Difference between 'living in the past' and keeping one's heritage ?

Sep 2010
9,988
Bahrain
So often have I heard this before. Some people here are urged to drop the traditional clothing we have here (the thobe)

..in an attempt to modernize. But isn't that sorta disregarding one's heritage ? Or if a Turk (or Greek ;)) wears a fez, is (s)he living in the past or trying to keep his/her heritage ?

In other words.. what's the difference ? :confused:

And NO - I don't wear thobes. I'm already as white as it gets :lol: (darn you thalassemia!)
 

Jake10

Ad Honoris
Oct 2010
11,960
Canada
I don't think wearing traditional clothing has anything to do with living in the past. People may feel better if they dress this way, or it may be a way to express.

However, adopting other fashions also does not equal a betrayal of one's heritage. Personally, I feel great to see English uniting us all in debate, and as part of the global culture we are forming, I also am happy to see so many different peoples from all over the world in common clothing. I no longer see it as western clothing; I take it as the world styles.
 

Richard Stanbery

Ad Honorem
Jan 2009
8,298
Tennessee
Living in the past? As opposed to traditions?

Well, I dont call it that. I just tend to see it another way. I think of it as just having alternate methods of accomplishing something.

For example, we use tractors on the farm, but I was taught how to farm using many methods, including the stone age (hands and sticks) way. That is living in the past, using stone age technology to farm with.

But sometimes, if you are in a hurry, and have a small task to do, then why not just do it the stone age way, and get it done? After all, the tractor might be in the shop, or you might not have one, or it may be broke down (or sold off, in this current depression).

So, if somebody resorts to an older, simpler way of doing things, that may not be that they are living in the past. it may just mean that the older, simpler method may be what works the best in a given situational.
 

Vladd

Ad Honorem
Feb 2011
5,561
England
I think living in the past is more to do with the carrying on the grudges and hatreds of your ancestors and not trying to exist in the now, rather than what you choose to wear.
 

Zeno

Ad Honoris
Jan 2010
13,691
♪♬ ♫♪♩
If you stick to something long enough, it (and you) become hip again. Or cool, or fashionable or well, like, you know, what4v4r.
 

Jake10

Ad Honoris
Oct 2010
11,960
Canada
I think living in the past is more to do with the carrying on the grudges and hatreds of your ancestors and not trying to exist in the now, rather than what you choose to wear.

I agree.
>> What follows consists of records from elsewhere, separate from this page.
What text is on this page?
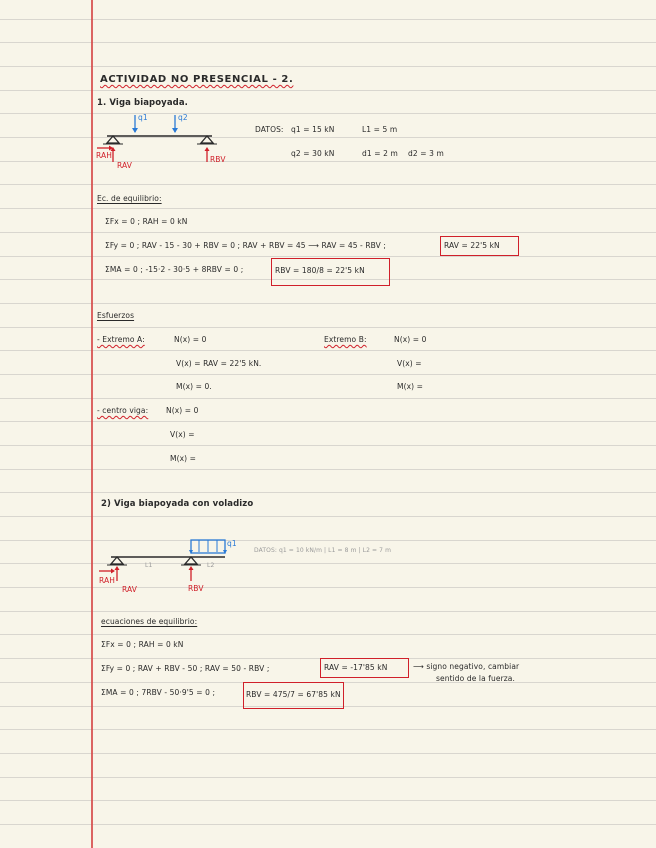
ACTIVIDAD NO PRESENCIAL - 2.
1. Viga biapoyada.
q1	q2
RAH
RAV
RBV
DATOS: q1 = 15 kN	L1 = 5 m
q2 = 30 kN	d1 = 2 m d2 = 3 m
Ec. de equilibrio:
ΣFx = 0 ; RAH = 0 kN
ΣFy = 0 ; RAV - 15 - 30 + RBV = 0 ; RAV + RBV = 45 ⟶ RAV = 45 - RBV ;	RAV = 22'5 kN
ΣMA = 0 ; -15·2 - 30·5 + 8RBV = 0 ;	RBV = 180/8 = 22'5 kN
Esfuerzos
- Extremo A:	N(x) = 0
V(x) = RAV = 22'5 kN.
M(x) = 0.
Extremo B:	N(x) = 0
V(x) =
M(x) =
- centro viga: N(x) = 0
V(x) =
M(x) =
2) Viga biapoyada con voladizo
q1
L1	L2
RAH
RAV	RBV
DATOS: q1 = 10 kN/m | L1 = 8 m | L2 = 7 m
ecuaciones de equilibrio:
ΣFx = 0 ; RAH = 0 kN
ΣFy = 0 ; RAV + RBV - 50 ; RAV = 50 - RBV ;	RAV = -17'85 kN	⟶ signo negativo, cambiar
sentido de la fuerza.
ΣMA = 0 ; 7RBV - 50·9'5 = 0 ;	RBV = 475/7 = 67'85 kN
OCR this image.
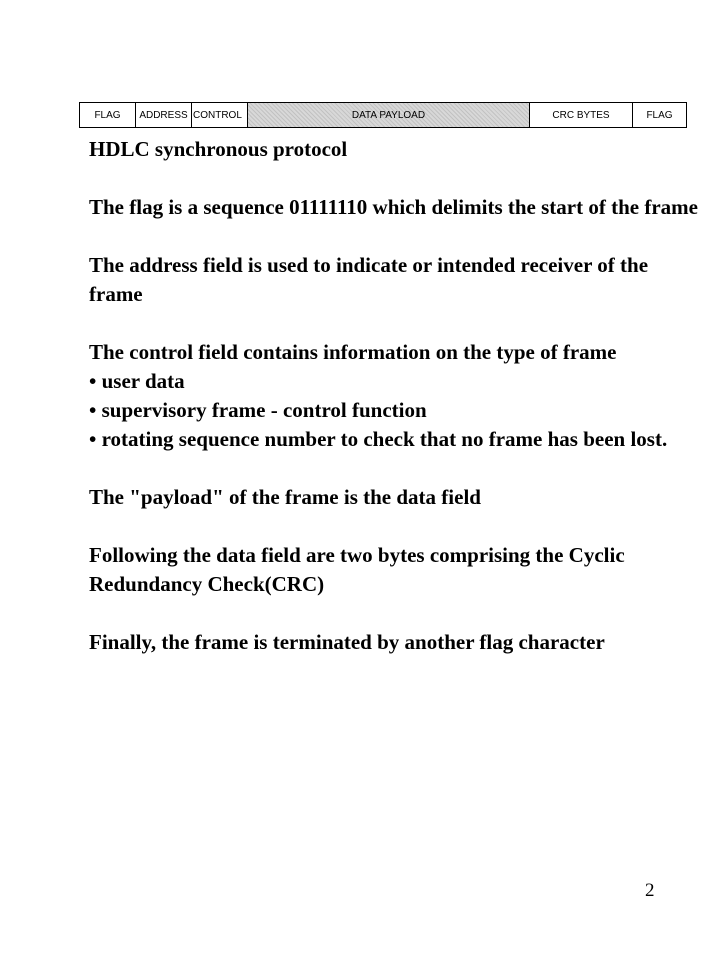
FLAG	ADDRESS CONTROL	DATA PAYLOAD	CRC BYTES	FLAG

HDLC synchronous protocol

The flag is a sequence 01111110 which delimits the start of the frame

The address field is used to indicate or intended receiver of the frame

The control field contains information on the type of frame

• user data

• supervisory frame - control function

• rotating sequence number to check that no frame has been lost.

The "payload" of the frame is the data field

Following the data field are two bytes comprising the Cyclic Redundancy Check(CRC)

Finally, the frame is terminated by another flag character

2
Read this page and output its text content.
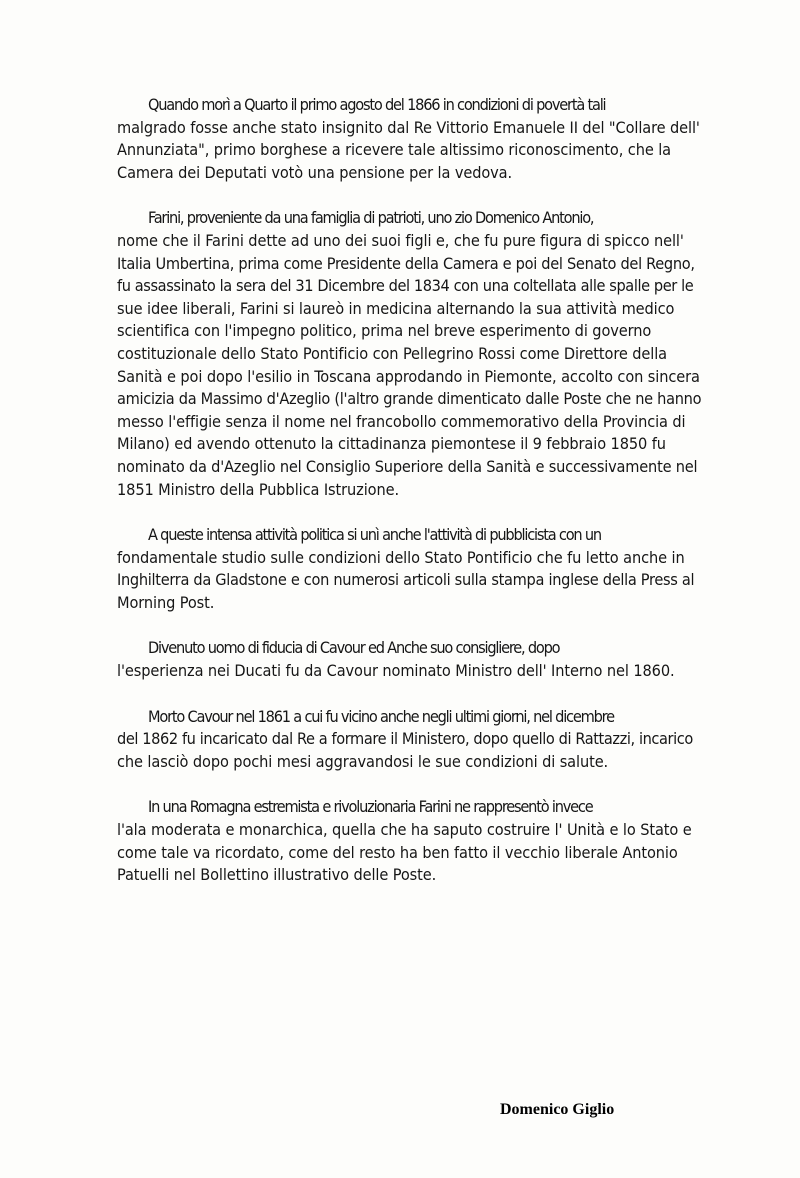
Quando morì a Quarto il primo agosto del 1866 in condizioni di povertà tali
malgrado fosse anche stato insignito dal Re Vittorio Emanuele II del "Collare dell'
Annunziata", primo borghese a ricevere tale altissimo riconoscimento, che la
Camera dei Deputati votò una pensione per la vedova.
Farini, proveniente da una famiglia di patrioti, uno zio Domenico Antonio,
nome che il Farini dette ad uno dei suoi figli e, che fu pure figura di spicco nell'
Italia Umbertina, prima come Presidente della Camera e poi del Senato del Regno,
fu assassinato la sera del 31 Dicembre del 1834 con una coltellata alle spalle per le
sue idee liberali, Farini si laureò in medicina alternando la sua attività medico
scientifica con l'impegno politico, prima nel breve esperimento di governo
costituzionale dello Stato Pontificio con Pellegrino Rossi come Direttore della
Sanità e poi dopo l'esilio in Toscana approdando in Piemonte, accolto con sincera
amicizia da Massimo d'Azeglio (l'altro grande dimenticato dalle Poste che ne hanno
messo l'effigie senza il nome nel francobollo commemorativo della Provincia di
Milano) ed avendo ottenuto la cittadinanza piemontese il 9 febbraio 1850 fu
nominato da d'Azeglio nel Consiglio Superiore della Sanità e successivamente nel
1851 Ministro della Pubblica Istruzione.
A queste intensa attività politica si unì anche l'attività di pubblicista con un
fondamentale studio sulle condizioni dello Stato Pontificio che fu letto anche in
Inghilterra da Gladstone e con numerosi articoli sulla stampa inglese della Press al
Morning Post.
Divenuto uomo di fiducia di Cavour ed Anche suo consigliere, dopo
l'esperienza nei Ducati fu da Cavour nominato Ministro dell' Interno nel 1860.
Morto Cavour nel 1861 a cui fu vicino anche negli ultimi giorni, nel dicembre
del 1862 fu incaricato dal Re a formare il Ministero, dopo quello di Rattazzi, incarico
che lasciò dopo pochi mesi aggravandosi le sue condizioni di salute.
In una Romagna estremista e rivoluzionaria Farini ne rappresentò invece
l'ala moderata e monarchica, quella che ha saputo costruire l' Unità e lo Stato e
come tale va ricordato, come del resto ha ben fatto il vecchio liberale Antonio
Patuelli nel Bollettino illustrativo delle Poste.
Domenico Giglio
This is something far more important than the clothes we wear.
 

tjadams

Ad Honoris
Mar 2009
25,362
Texas
I think living in the past is more to do with the carrying on the grudges and hatreds of your ancestors and not trying to exist in the now, rather than what you choose to wear.
Very true.
 

Salah

Forum Staff
Oct 2009
23,284
Maryland
I'll echo Jake and TJ and strongly agree with Vladd's sentiments.
 

Efendi

Ad Honoris
Jul 2009
12,418
Anatolia
So often have I heard this before. Some people here are urged to drop the traditional clothing we have here (the thobe)
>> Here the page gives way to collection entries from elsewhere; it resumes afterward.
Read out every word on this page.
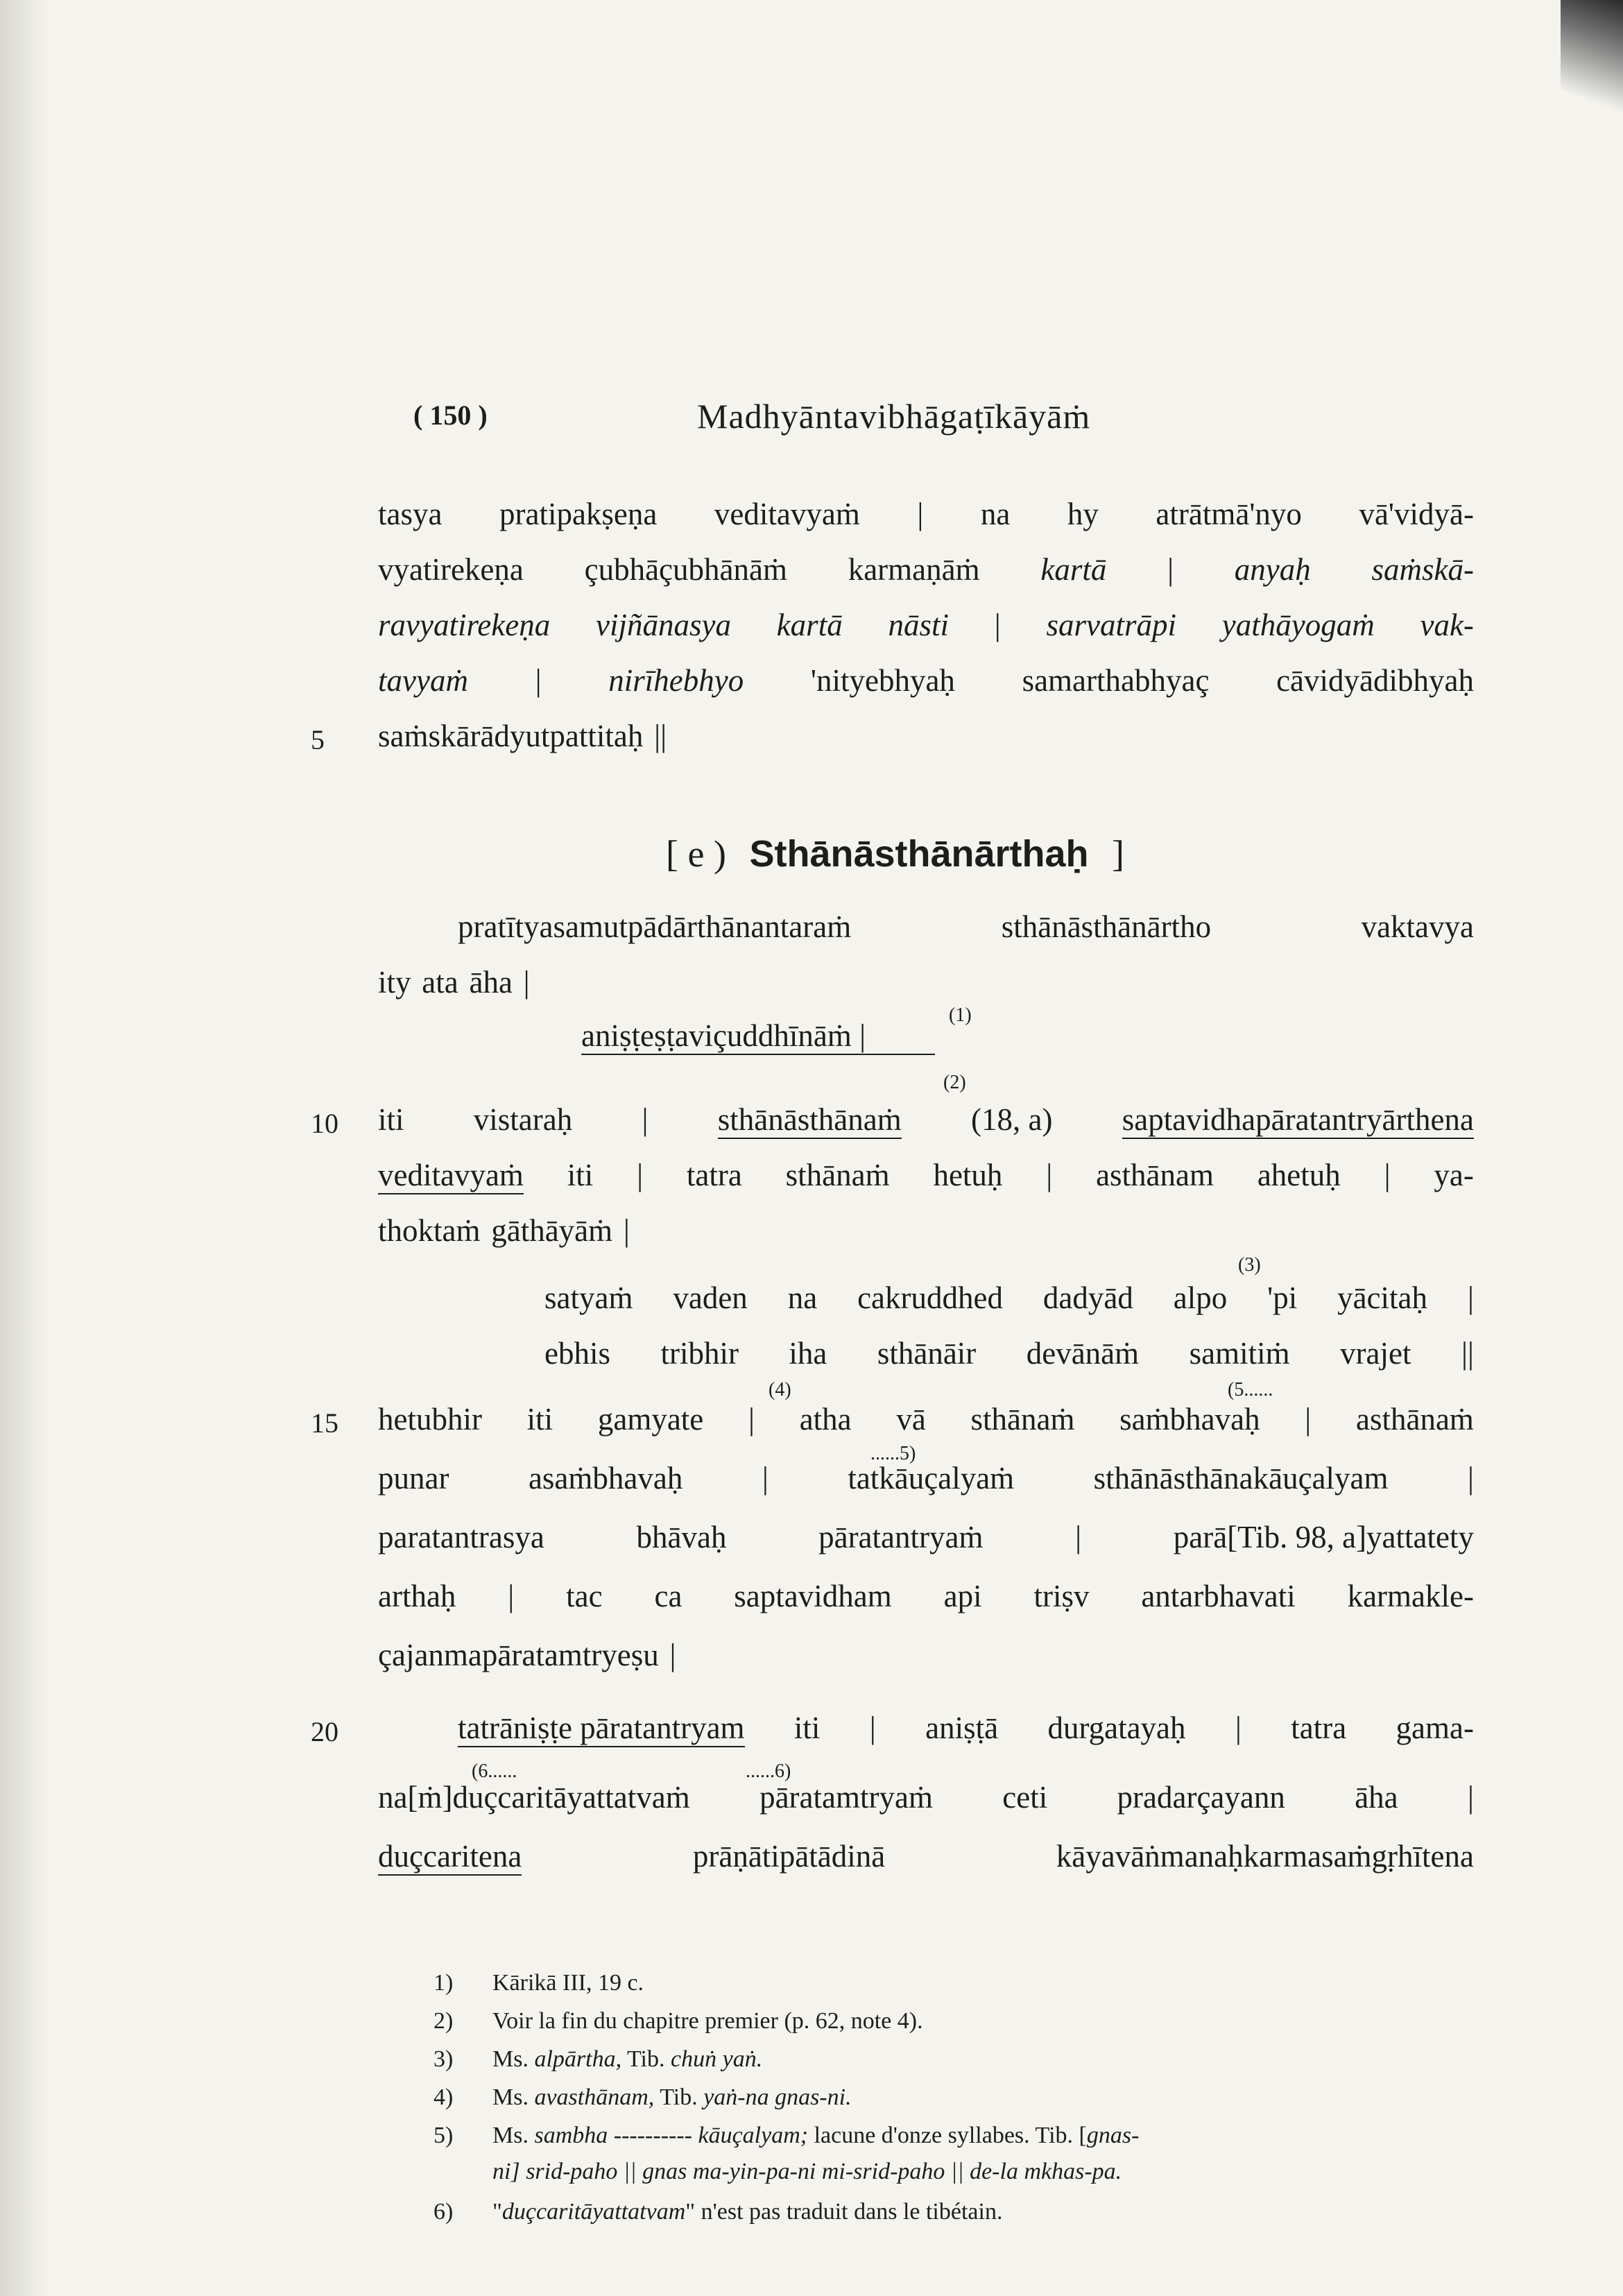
( 150 )	Madhyāntavibhāgaṭīkāyāṁ
tasya pratipakṣeṇa veditavyaṁ | na hy atrātmā'nyo vā'vidyā-
vyatirekeṇa çubhāçubhānāṁ karmaṇāṁ kartā | anyaḥ saṁskā-
ravyatirekeṇa vijñānasya kartā nāsti | sarvatrāpi yathāyogaṁ vak-
tavyaṁ | nirīhebhyo 'nityebhyaḥ samarthabhyaç cāvidyādibhyaḥ
saṁskārādyutpattitaḥ ||
5
[ e ) Sthānāsthānārthaḥ ]
pratītyasamutpādārthānantaraṁ	sthānāsthānārtho	vaktavya
ity ata āha |
(1)
aniṣṭeṣṭaviçuddhīnāṁ |
(2)
iti vistaraḥ | sthānāsthānaṁ (18, a) saptavidhapāratantryārthena
10
veditavyaṁ iti | tatra sthānaṁ hetuḥ | asthānam ahetuḥ | ya-
thoktaṁ gāthāyāṁ |
(3)
satyaṁ vaden na cakruddhed dadyād alpo 'pi yācitaḥ |
ebhis tribhir iha sthānāir devānāṁ samitiṁ vrajet ||
(4)	(5......
hetubhir iti gamyate | atha vā sthānaṁ saṁbhavaḥ | asthānaṁ
15
......5)
punar	asaṁbhavaḥ	|	tatkāuçalyaṁ	sthānāsthānakāuçalyam	|
paratantrasya	bhāvaḥ	pāratantryaṁ	|	parā[Tib. 98, a]yattatety
arthaḥ | tac ca saptavidham api triṣv antarbhavati karmakle-
çajanmapāratamtryeṣu |
tatrāniṣṭe pāratantryam iti | aniṣṭā durgatayaḥ | tatra gama-
20
(6......	......6)
na[ṁ]duçcaritāyattatvaṁ pāratamtryaṁ ceti pradarçayann āha |
duçcaritena	prāṇātipātādinā	kāyavāṅmanaḥkarmasaṁgṛhītena
1) Kārikā III, 19 c.
2) Voir la fin du chapitre premier (p. 62, note 4).
3) Ms. alpārtha, Tib. chuṅ yaṅ.
4) Ms. avasthānam, Tib. yaṅ-na gnas-ni.
5) Ms. sambha ---------- kāuçalyam; lacune d'onze syllabes. Tib. [gnas-
ni] srid-paho || gnas ma-yin-pa-ni mi-srid-paho || de-la mkhas-pa.
6) "duçcaritāyattatvam" n'est pas traduit dans le tibétain.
..in an attempt to modernize. But isn't that sorta disregarding one's heritage ? Or if a Turk (or Greek ;)) wears a fez, is (s)he living in the past or trying to keep his/her heritage ?
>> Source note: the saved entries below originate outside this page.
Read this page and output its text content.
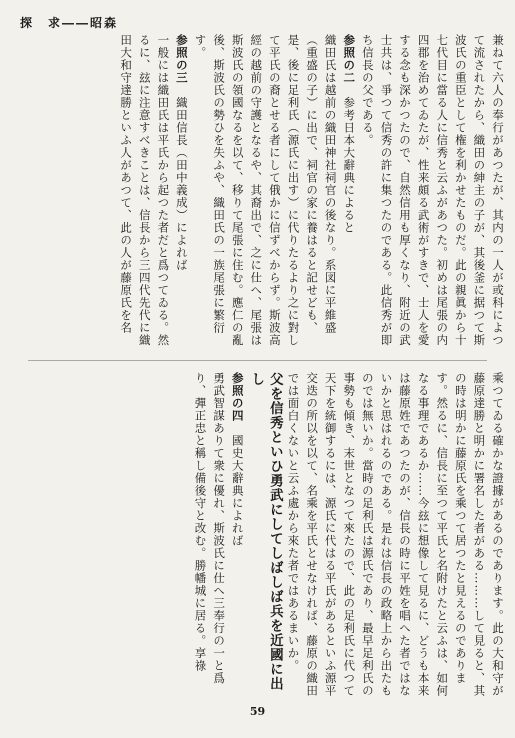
探　求――昭森

兼ねて六人の奉行があつたが、其内の一人が或科によつて流されたから、織田の紳主の子が、其後釜に据つて斯波氏の重臣として権を利かせたものだ。此の親眞から十七代目に當る人に信秀と云ふがあつた。初めは尾張の内四郡を治めてゐたが、性来頗る武術がすきで、士人を愛する念も深かつたので、自然信用も厚くなり、附近の武士共は、爭つて信秀の許に集つたのである。此信秀が即ち信長の父である。

参照の二　参考日本大辭典によると

織田氏は越前の織田神社祠官の後なり。系図に平維盛（重盛の子）に出で、祠官の家に養はると記せども、是、後に足利氏（源氏に出す）に代りたるより之に對して平氏の裔とせる者にして俄かに信ずべからず。斯波高經の越前の守護となるや、其裔出で、之に仕へ、尾張は斯波氏の領國なるを以て、移りて尾張に住む。應仁の亂後、斯波氏の勢ひを失ふや、織田氏の一族尾張に繁衍す。

参照の三　織田信長（田中義成）によれば

一般には織田氏は平氏から起つた者だと爲つてゐる。然るに、玆に注意すべきことは、信長から三四代先代に織田大和守達勝といふ人があつて、此の人が藤原氏を名

乘つてゐる確かな證據があるのであります。此の大和守が藤原達勝と明かに署名した者がある………して見ると、其の時は明かに藤原氏を乘つて居つたと見えるのであります。然るに、信長に至つて平氏と名附けたと云ふは、如何なる事理であるか……今玆に想像して見るに、どうも本来は藤原姓であつたのが、信長の時に平姓を唱へた者ではないかと思はれるのである。是れは信長の政略上から出たものでは無いか。當時の足利氏は源氏であり、最早足利氏の事勢も傾き、末世となつて來たので、此の足利氏に代つて天下を統御するには、源氏に代はる平氏があるといふ源平交迭の所以を以て、名乘を平氏とせなければ、藤原の織田では面白くないと云ふ處から來た者ではあるまいか。

父を信秀といひ勇武にしてしばしば兵を近國に出し

参照の四　國史大辭典によれば

勇武智謀ありて衆に優れ、斯波氏に仕へ三奉行の一と爲り、彈正忠と稱し備後守と改む。勝幡城に居る。享祿

59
In other words.. what's the difference ? :confused:

And NO - I don't wear thobes. I'm already as white as it gets :lol: (darn you thalassemia!)
I think no matter whatever people around you say, you arent less or more modern.

Modernity means being aware of present time. following the new developments, technologies, which would increase our quality of life. I like Fes. It fit very nice on a suit.